Resort to the intent of the framers of the organic law becomes helpful in understanding the meaning of these

provisions. A reading of the proceedings of the Constitutional Commission that drafted the 1987 Constitution would
show that in recognizing the right of government employees to organize, the commissioners intended to limit the right
to the formation of unions or associations only, without including the right to strike.
Considering that under the 1987 Constitution "the civil service embraces all branches, subdivisions, instrumentalities,
and agencies of the Government, including government-owned or controlled corporations with original charters" [Art.
IX(B), Sec. .2(l) see also Sec. 1 of E.O. No. 180 where the employees in the civil service are denominated as
"government employees"] and that the SSS is one such government-controlled corporation with an original charter,
having been created under R.A. No. 1161, its employees are part of the civil service [NASECO v. NLRC, G.R. Nos.
69870 & 70295, November 24,1988] and are covered by the Civil Service Commission's memorandum prohibiting
strikes. This being the case, the strike staged by the employees of the SSS was illegal

8.

G.R. No. 119976 September 18, 1995


IMELDA ROMUALDEZ-MARCOS, petitioner,
vs.
COMMISSION ON ELECTIONS and CIRILO ROY MONTEJO,

FACTS:
Imelda Romualdez-Marcos was running for the position of Representative of the
First District of Leyte for the 1995 Elections. Cirilo Roy Montejo, the incumbent
Representative of the First District of Leyte and also a candidate for the same
position, filed a Petition for Cancellation and Disqualification" with the
Commission on Elections alleging that petitioner did not meet the constitutional
requirement for residency. The petitioner, in an honest misrepresentation, wrote
seven months under residency, which she sought to rectify by adding the words
"since childhood" in her Amended/Corrected Certificate of Candidacy filed on
March 29, 1995 and that "she has always maintained Tacloban City as her
domicile or residence. She arrived at the seven months residency due to the
fact that she became a resident of the Municipality of Tolosa in said months.
ISSUE: Whether petitioner has satisfied the 1year residency requirement to be
eligible in running as representative of the First District of Leyte.
HELD:
Residence is used synonymously with domicile for election purposes.

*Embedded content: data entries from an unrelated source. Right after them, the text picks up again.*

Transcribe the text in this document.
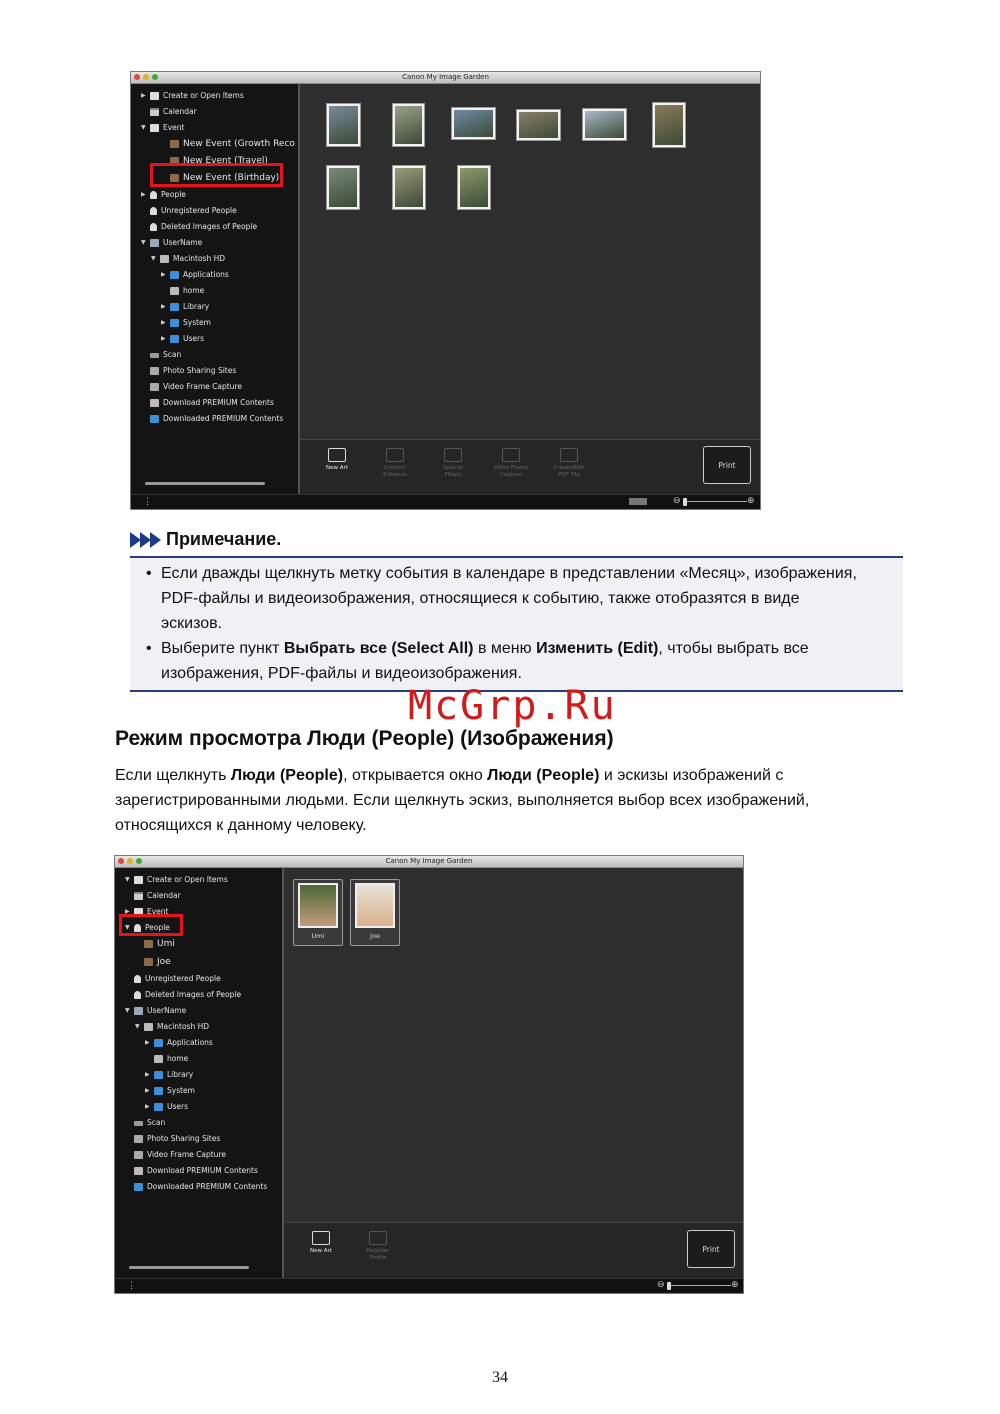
Canon My Image Garden
▶	Create or Open Items
Calendar
▼	Event
New Event (Growth Reco
New Event (Travel)
New Event (Birthday)
▶	People
Unregistered People
Deleted Images of People
▼	UserName
▼	Macintosh HD
▶	Applications
home
▶	Library
▶	System
▶	Users
Scan
Photo Sharing Sites
Video Frame Capture
Download PREMIUM Contents
Downloaded PREMIUM Contents
New Art	Correct/
Enhance
Special
Filters
Video Frame
Capture
Create/Edit
PDF File
Print
⋮	⊖	⊕
Примечание.
• Если дважды щелкнуть метку события в календаре в представлении «Месяц», изображения,
PDF-файлы и видеоизображения, относящиеся к событию, также отобразятся в виде
эскизов.
• Выберите пункт Выбрать все (Select All) в меню Изменить (Edit), чтобы выбрать все
изображения, PDF-файлы и видеоизображения.
McGrp.Ru
Режим просмотра Люди (People) (Изображения)
Если щелкнуть Люди (People), открывается окно Люди (People) и эскизы изображений с
зарегистрированными людьми. Если щелкнуть эскиз, выполняется выбор всех изображений,
относящихся к данному человеку.
Canon My Image Garden
▼	Create or Open Items
Calendar
▶	Event
▼	People
Umi
Joe
Unregistered People
Deleted Images of People
▼	UserName
▼	Macintosh HD
▶	Applications
home
▶	Library
▶	System
▶	Users
Scan
Photo Sharing Sites
Video Frame Capture
Download PREMIUM Contents
Downloaded PREMIUM Contents
Umi	Joe
New Art	Register
Profile
Print
⋮	⊖	⊕
34
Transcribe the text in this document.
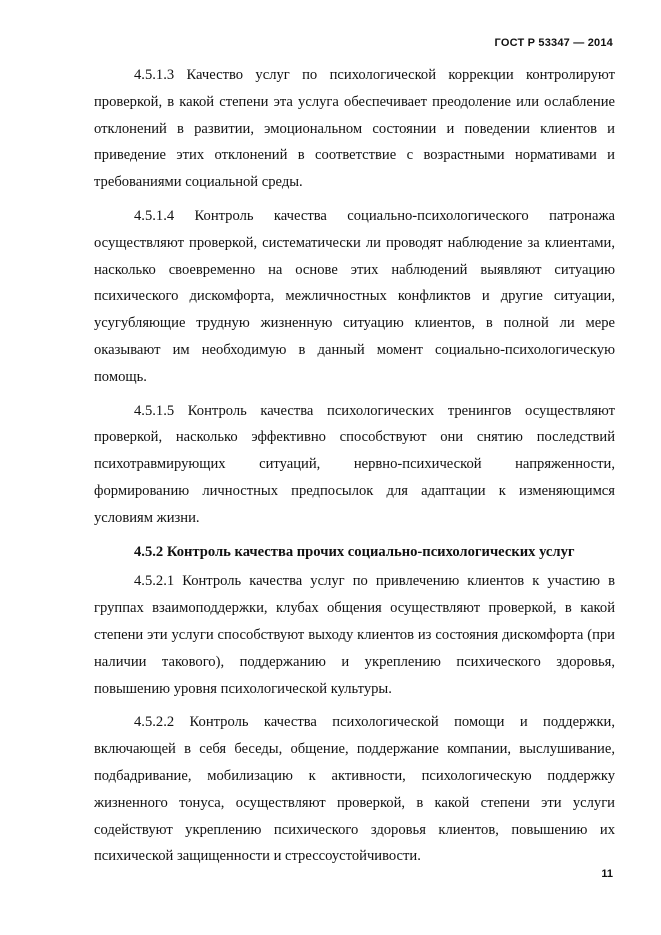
ГОСТ Р 53347 — 2014

4.5.1.3 Качество услуг по психологической коррекции контролируют проверкой, в какой степени эта услуга обеспечивает преодоление или ослабление отклонений в развитии, эмоциональном состоянии и поведении клиентов и приведение этих отклонений в соответствие с возрастными нормативами и требованиями социальной среды.

4.5.1.4 Контроль качества социально-психологического патронажа осуществляют проверкой, систематически ли проводят наблюдение за клиентами, насколько своевременно на основе этих наблюдений выявляют ситуацию психического дискомфорта, межличностных конфликтов и другие ситуации, усугубляющие трудную жизненную ситуацию клиентов, в полной ли мере оказывают им необходимую в данный момент социально-психологическую помощь.

4.5.1.5 Контроль качества психологических тренингов осуществляют проверкой, насколько эффективно способствуют они снятию последствий психотравмирующих ситуаций, нервно-психической напряженности, формированию личностных предпосылок для адаптации к изменяющимся условиям жизни.

4.5.2 Контроль качества прочих социально-психологических услуг

4.5.2.1 Контроль качества услуг по привлечению клиентов к участию в группах взаимоподдержки, клубах общения осуществляют проверкой, в какой степени эти услуги способствуют выходу клиентов из состояния дискомфорта (при наличии такового), поддержанию и укреплению психического здоровья, повышению уровня психологической культуры.

4.5.2.2 Контроль качества психологической помощи и поддержки, включающей в себя беседы, общение, поддержание компании, выслушивание, подбадривание, мобилизацию к активности, психологическую поддержку жизненного тонуса, осуществляют проверкой, в какой степени эти услуги содействуют укреплению психического здоровья клиентов, повышению их психической защищенности и стрессоустойчивости.

11
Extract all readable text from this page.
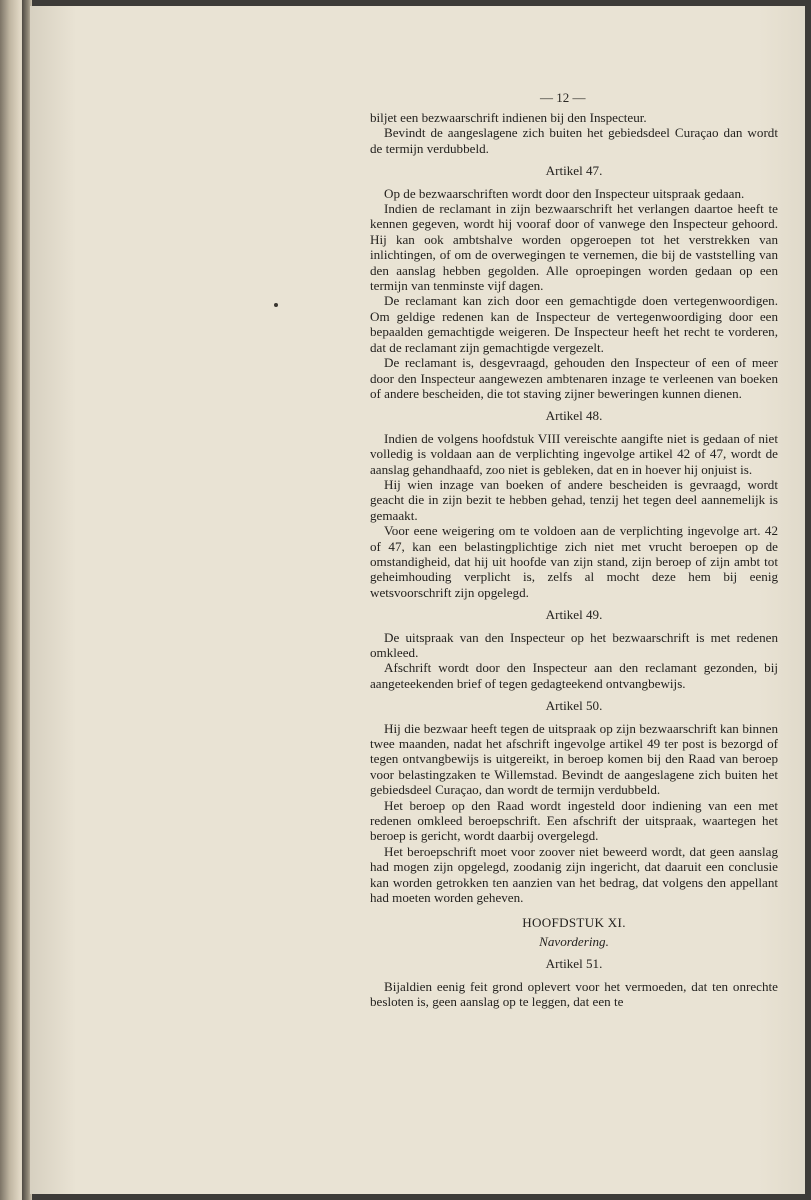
— 12 —

biljet een bezwaarschrift indienen bij den Inspecteur.

Bevindt de aangeslagene zich buiten het gebiedsdeel Curaçao dan wordt de termijn verdubbeld.

Artikel 47.

Op de bezwaarschriften wordt door den Inspecteur uitspraak gedaan.

Indien de reclamant in zijn bezwaarschrift het verlangen daartoe heeft te kennen gegeven, wordt hij vooraf door of vanwege den Inspecteur gehoord. Hij kan ook ambtshalve worden opgeroepen tot het verstrekken van inlichtingen, of om de overwegingen te vernemen, die bij de vaststelling van den aanslag hebben gegolden. Alle oproepingen worden gedaan op een termijn van tenminste vijf dagen.

De reclamant kan zich door een gemachtigde doen vertegenwoordigen. Om geldige redenen kan de Inspecteur de vertegenwoordiging door een bepaalden gemachtigde weigeren. De Inspecteur heeft het recht te vorderen, dat de reclamant zijn gemachtigde vergezelt.

De reclamant is, desgevraagd, gehouden den Inspecteur of een of meer door den Inspecteur aangewezen ambtenaren inzage te verleenen van boeken of andere bescheiden, die tot staving zijner beweringen kunnen dienen.

Artikel 48.

Indien de volgens hoofdstuk VIII vereischte aangifte niet is gedaan of niet volledig is voldaan aan de verplichting ingevolge artikel 42 of 47, wordt de aanslag gehandhaafd, zoo niet is gebleken, dat en in hoever hij onjuist is.

Hij wien inzage van boeken of andere bescheiden is gevraagd, wordt geacht die in zijn bezit te hebben gehad, tenzij het tegen deel aannemelijk is gemaakt.

Voor eene weigering om te voldoen aan de verplichting ingevolge art. 42 of 47, kan een belastingplichtige zich niet met vrucht beroepen op de omstandigheid, dat hij uit hoofde van zijn stand, zijn beroep of zijn ambt tot geheimhouding verplicht is, zelfs al mocht deze hem bij eenig wetsvoorschrift zijn opgelegd.

Artikel 49.

De uitspraak van den Inspecteur op het bezwaarschrift is met redenen omkleed.

Afschrift wordt door den Inspecteur aan den reclamant gezonden, bij aangeteekenden brief of tegen gedagteekend ontvangbewijs.

Artikel 50.

Hij die bezwaar heeft tegen de uitspraak op zijn bezwaarschrift kan binnen twee maanden, nadat het afschrift ingevolge artikel 49 ter post is bezorgd of tegen ontvangbewijs is uitgereikt, in beroep komen bij den Raad van beroep voor belastingzaken te Willemstad. Bevindt de aangeslagene zich buiten het gebiedsdeel Curaçao, dan wordt de termijn verdubbeld.

Het beroep op den Raad wordt ingesteld door indiening van een met redenen omkleed beroepschrift. Een afschrift der uitspraak, waartegen het beroep is gericht, wordt daarbij overgelegd.

Het beroepschrift moet voor zoover niet beweerd wordt, dat geen aanslag had mogen zijn opgelegd, zoodanig zijn ingericht, dat daaruit een conclusie kan worden getrokken ten aanzien van het bedrag, dat volgens den appellant had moeten worden geheven.

HOOFDSTUK XI.
Navordering.
Artikel 51.

Bijaldien eenig feit grond oplevert voor het vermoeden, dat ten onrechte besloten is, geen aanslag op te leggen, dat een te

The court
are in favor of a conclusion supporting petitoners claim of legal residence or
domicile in the First District of Leyte despite her own declaration of 7 months
residency in the district.

WHEREFORE, having determined that petitioner possesses the necessary


residence qualifications to run for a seat in the House of Representatives in the
First District of Leyte, the COMELEC's questioned Resolutions dated April 24, May
7, May 11, and May 25, 1995 are hereby SET ASIDE. Respondent COMELEC is
hereby directed to order the Provincial Board of Canvassers to proclaim
petitioner as the duly elected Representative of the First District of Leyte.